If you're driving a used car or had your own repaired lately,
you may be missing something: an airbag that works.
Police are calling fake airbags a growing scam.
Two years ago, 53 year Najma Ladhani was alone in her car
just outside Vancouver. She was wearing her seatbelt.
For a reason we'll never know, Ladhani swerved into an oncoming
vehicle.
When police arrived she was crushed over the steering wheel.
Her airbag, which should have protected her, didn't.
"The family is devastated. To us it's a senseless death,"
the victim's niece, Shaheen Tejani, told Marketplace.
Fake airbags 'a huge problem'
Accidents happen all the time, but what makes Najma's death
so different is what police discovered later. The airbag in
her car was fake. Police say she'd be alive today if it had
been real and working.
There's no way to say how big a problem "fake airbags"
is in Canada, but US police believe its huge. They say thousands
of people are driving on North American highways with absolutely
no idea their airbags, like Najma's, are fake.
Tejani still shudders remembering the police officer describing
the fake airbag.
"He showed me the steering wheel with a piece of foam
under the part that says there's an airbag there.
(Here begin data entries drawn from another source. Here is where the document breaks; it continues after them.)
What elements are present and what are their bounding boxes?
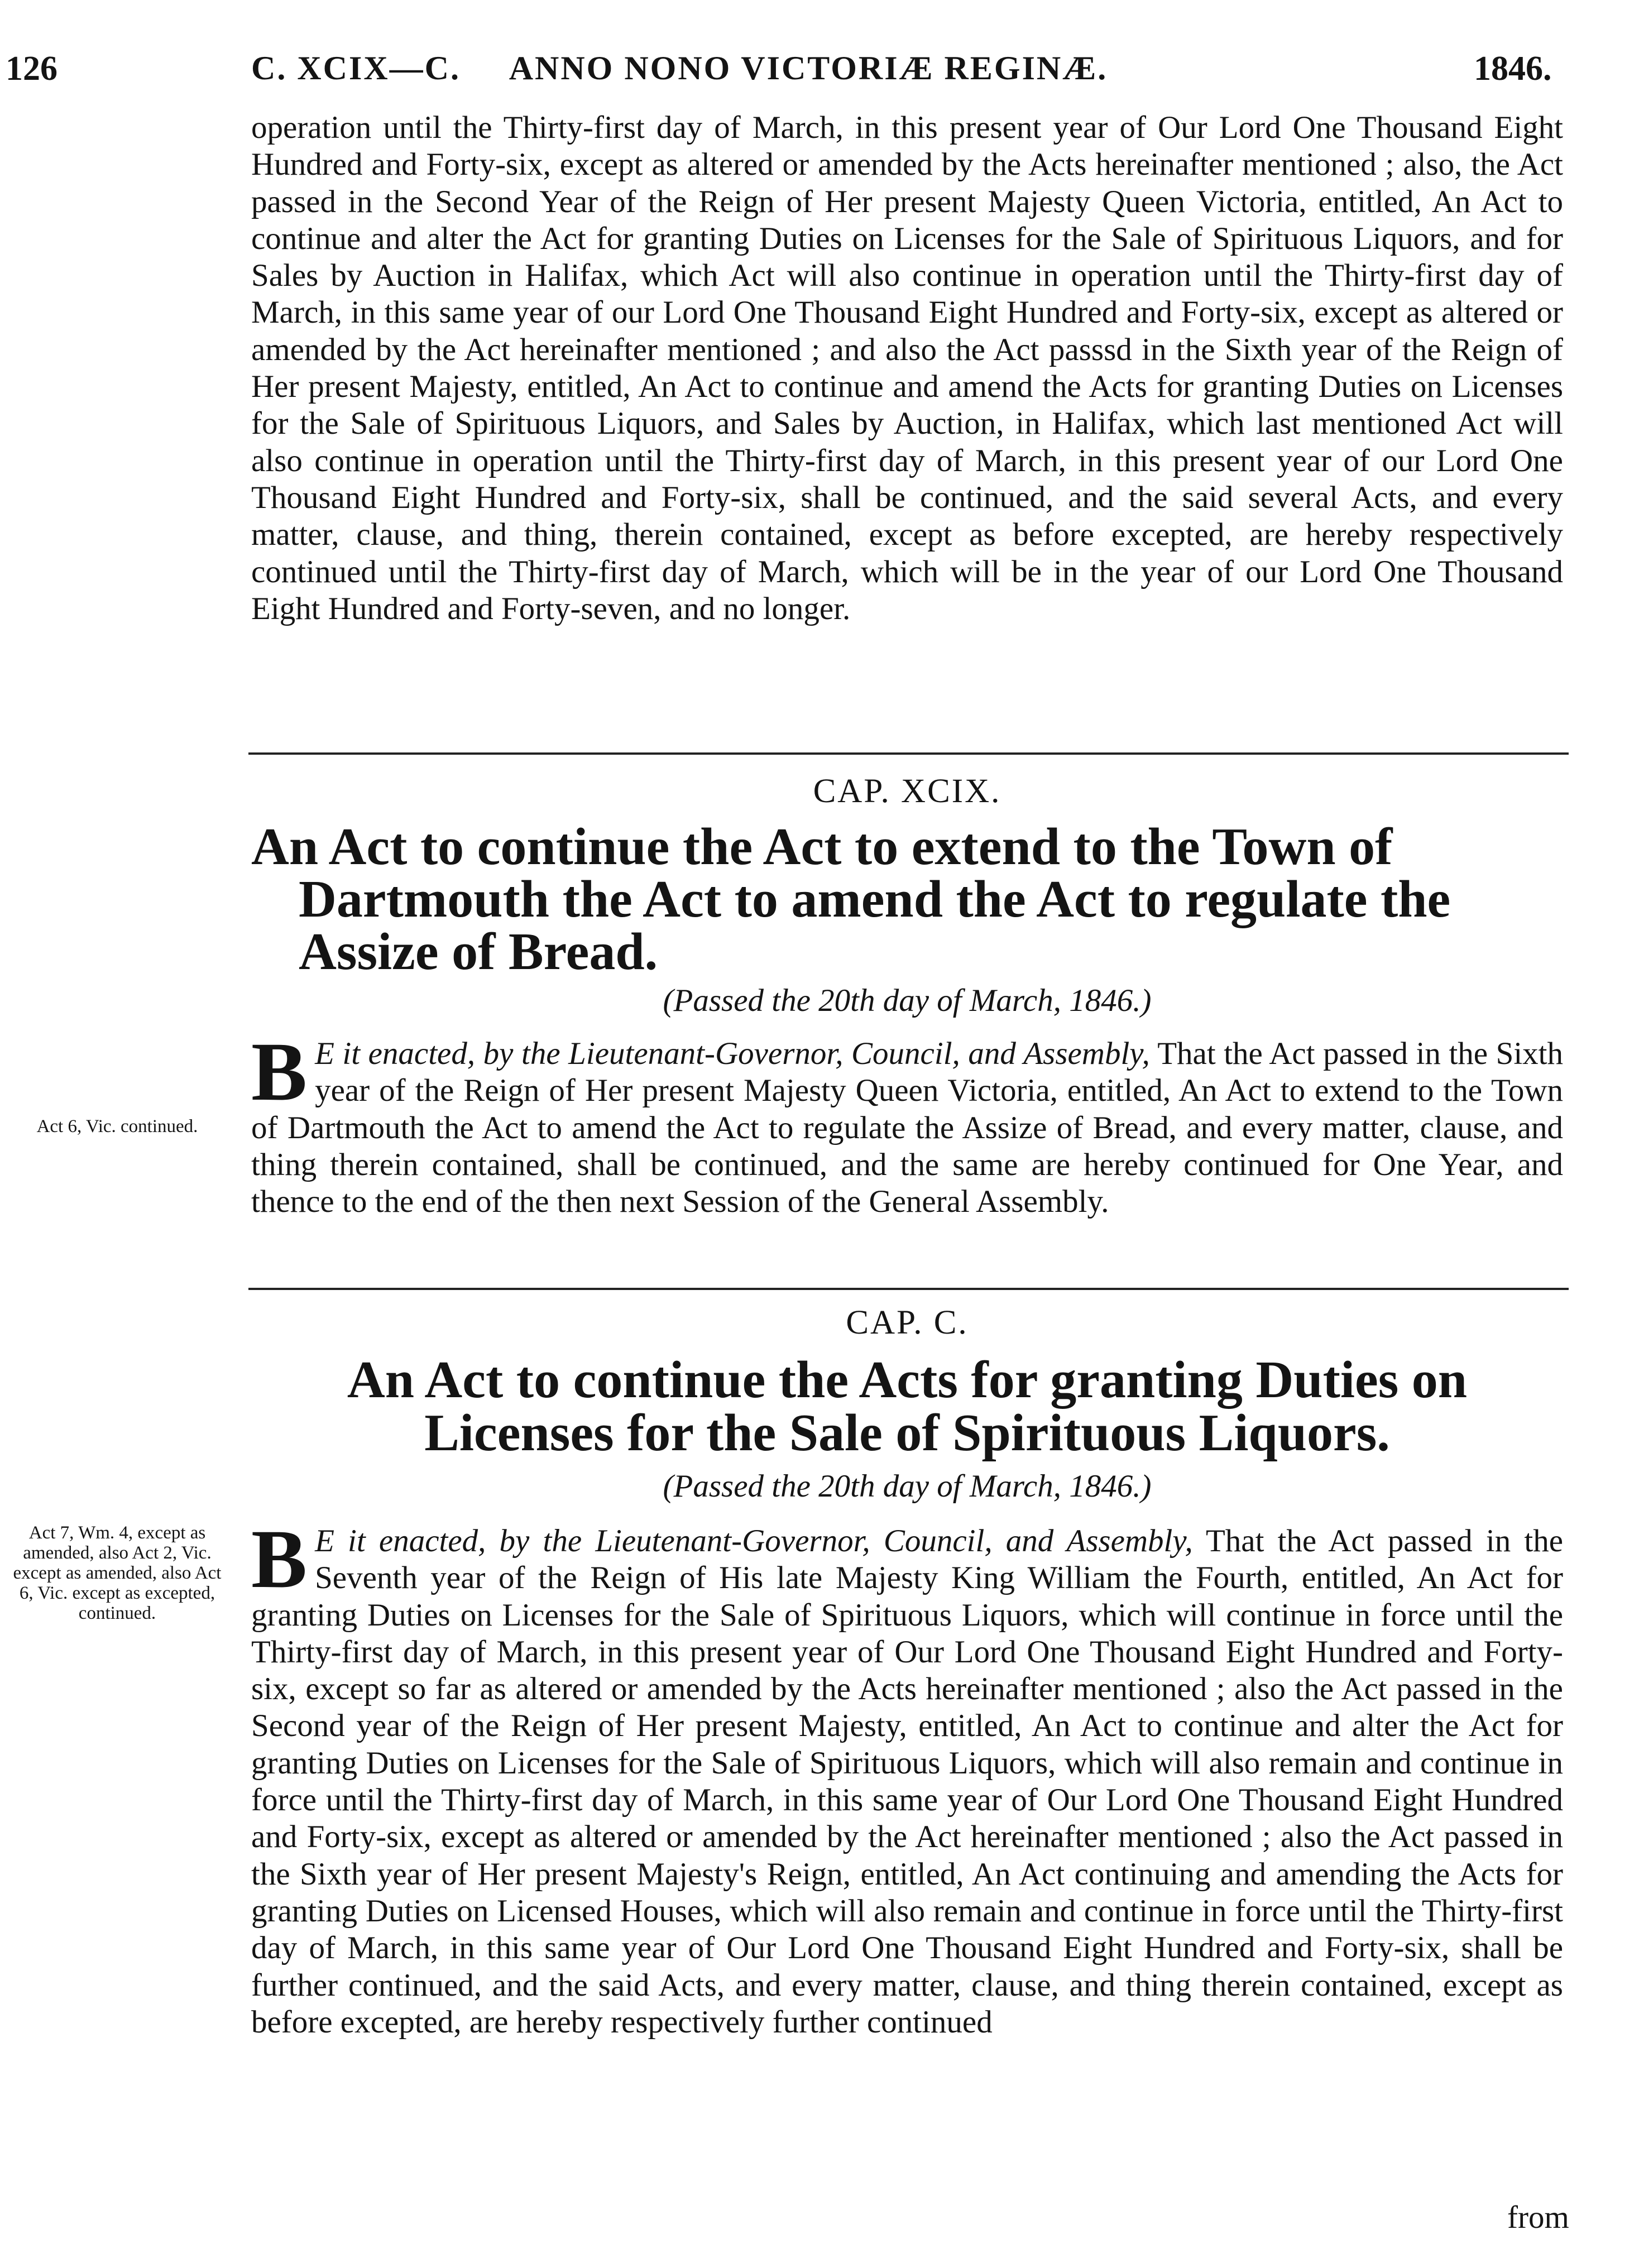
cap-99-title: An Act to continue the Act to extend to the Town of Dartmouth the Act to amend the Act to regulate the Assize of Bread. [251,818,1451,981]
cap-99-dropcap: B [251,1025,308,1118]
cap-99-heading: CAP. XCIX. [813,773,1001,810]
running-year: 1846. [1474,50,1552,88]
cap-99-body: That the Act passed in the Sixth year of the Reign of Her present Majesty Queen Victoria, entitled, An Act to extend to the Town of Dartmouth the Act to amend the Act to regulate the Assize of Bread, and every matter, clause, and thing therein contained, shall be continued, and the same are hereby continued for One Year, and thence to the end of the then next Session of the General Assembly. [251,1036,1563,1220]
running-head [0,39,1639,95]
cap-100-title-line-2: Licenses for the Sale of Spirituous Liquors. [424,1404,1390,1462]
cap-100-passed-date: (Passed the 20th day of March, 1846.) [663,1469,1152,1504]
section-divider [248,1288,1569,1290]
catchword: from [1507,2200,1569,2235]
cap-100-body: That the Act passed in the Seventh year of the Reign of His late Majesty King William the Fourth, entitled, An Act for granting Duties on Licenses for the Sale of Spirituous Liquors, which will continue in force until the Thirty-first day of March, in this present year of Our Lord One Thousand Eight Hundred and Forty-six, except so far as altered or amended by the Acts hereinafter mentioned ; also the Act passed in the Second year of the Reign of Her present Majesty, entitled, An Act to continue and alter the Act for granting Duties on Licenses for the Sale of Spirituous Liquors, which will also remain and continue in force until the Thirty-first day of March, in this same year of Our Lord One Thousand Eight Hundred and Forty-six, except as altered or amended by the Act hereinafter mentioned ; also the Act passed in the Sixth year of Her present Majesty's Reign, entitled, An Act continuing and amending the Acts for granting Duties on Licensed Houses, which will also remain and continue in force until the Thirty-first day of March, in this same year of Our Lord One Thousand Eight Hundred and Forty-six, shall be further continued, and the said Acts, and every matter, clause, and thing therein contained, except as before excepted, are hereby respectively further continued [251,1523,1563,2040]
running-title: C. XCIX—C. ANNO NONO VICTORIÆ REGINÆ. [251,50,1108,87]
cap-100-heading: CAP. C. [846,1304,969,1341]
cap-100-margin-note: Act 7, Wm. 4, except as amended, also Act 2, Vic. except as amended, also Act 6, Vic. except as excepted, continued. [13,1523,222,1623]
cap-100-dropcap: B [251,1513,308,1605]
page-number: 126 [6,50,57,88]
cap-99-passed-date: (Passed the 20th day of March, 1846.) [663,983,1152,1018]
continuation-paragraph: operation until the Thirty-first day of March, in this present year of Our Lord One Thousand Eight Hundred and Forty-six, except as altered or amended by the Acts hereinafter mentioned ; also, the Act passed in the Second Year of the Reign of Her present Majesty Queen Victoria, entitled, An Act to continue and alter the Act for granting Duties on Licenses for the Sale of Spirituous Liquors, and for Sales by Auction in Halifax, which Act will also continue in operation until the Thirty-first day of March, in this same year of our Lord One Thousand Eight Hundred and Forty-six, except as altered or amended by the Act hereinafter mentioned ; and also the Act passsd in the Sixth year of the Reign of Her present Majesty, entitled, An Act to continue and amend the Acts for granting Duties on Licenses for the Sale of Spirituous Liquors, and Sales by Auction, in Halifax, which last mentioned Act will also continue in operation until the Thirty-first day of March, in this present year of our Lord One Thousand Eight Hundred and Forty-six, shall be continued, and the said several Acts, and every matter, clause, and thing, therein contained, except as before excepted, are hereby respectively continued until the Thirty-first day of March, which will be in the year of our Lord One Thousand Eight Hundred and Forty-seven, and no longer. [251,110,1563,626]
cap-100-enactment [251,1513,1563,2041]
cap-99-enactment [251,1025,1563,1220]
cap-100-title-line-1: An Act to continue the Acts for granting Duties on [347,1351,1468,1409]
cap-100-enacting-clause: E it enacted, by the Lieutenant-Governor, Council, and Assembly, [315,1523,1193,1559]
cap-99-enacting-clause: E it enacted, by the Lieutenant-Governor, Council, and Assembly, [315,1036,1150,1071]
section-divider [248,752,1569,755]
cap-99-margin-note: Act 6, Vic. continued. [36,1116,198,1137]
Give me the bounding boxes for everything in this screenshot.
It was just
some glue and a piece of foam, and it just shocked everyone."
There's no way to tell how many fake airbags are in Canada.
But U.S. police say it's a huge problem.
Miami police were shocked when they launched Operation Hot
Air two years ago, and found out there are thousands of fake
airbags.
Captain Tom Hunker heads the Murder & Fraud Division
of the North Miami Beach police.
"We have one place here just outside the city that
admitted to selling over six thousand just shells
.so
we know that this is a very profitable thing for these people
to get involved in."
Police say "fakes" or dummy bags
are big business because new airbags cost so much, sometimes
thousands of dollars.
'Socks, beer cans, paper and styrofoam'
stuffed in airbag compartments
As police pursued Operation Hot Air, they found even more
fakes. Miami Detective Richard Rand says some airbag compartments
were stuffed with styrofoam.
"It comes out of a can, costs a couple of dollars and
you can buy it in any store
It dries to give you a
hard feeling so if you pressed on this you think that there
is something there, and it's styrofoam."
"I've heard of airbags being stuffed with socks, beer
cans, paper and also styrofoam seems to be a popular material,"
Rand continued.
A recent survey in Los Angeles found of 1,200 vehicles that
had replaced airbags, 66 were fake.
"If you spread that nationally, even between the U.S.
and Canada, that's one in 25 cars that have a fake
bag. You can imagine the potential for these cars getting
into an accident and somebody getting seriously injured
or killed," Captain Hunker said.
Marketplace called a handful of mechanics who inspect
used vehicles.
In Vancouver, Gordon Hemrich has found 10 fakes in 12 months. He says there are
some clear signs that a car may have a fake airbag: "Well, it's soft in
here and usually when there's an airbag it's hard… What they do, they
take out the remaining airbag inside, then they get it repaired by an upholstery
guy, and just seal it off and paint it to make it look good."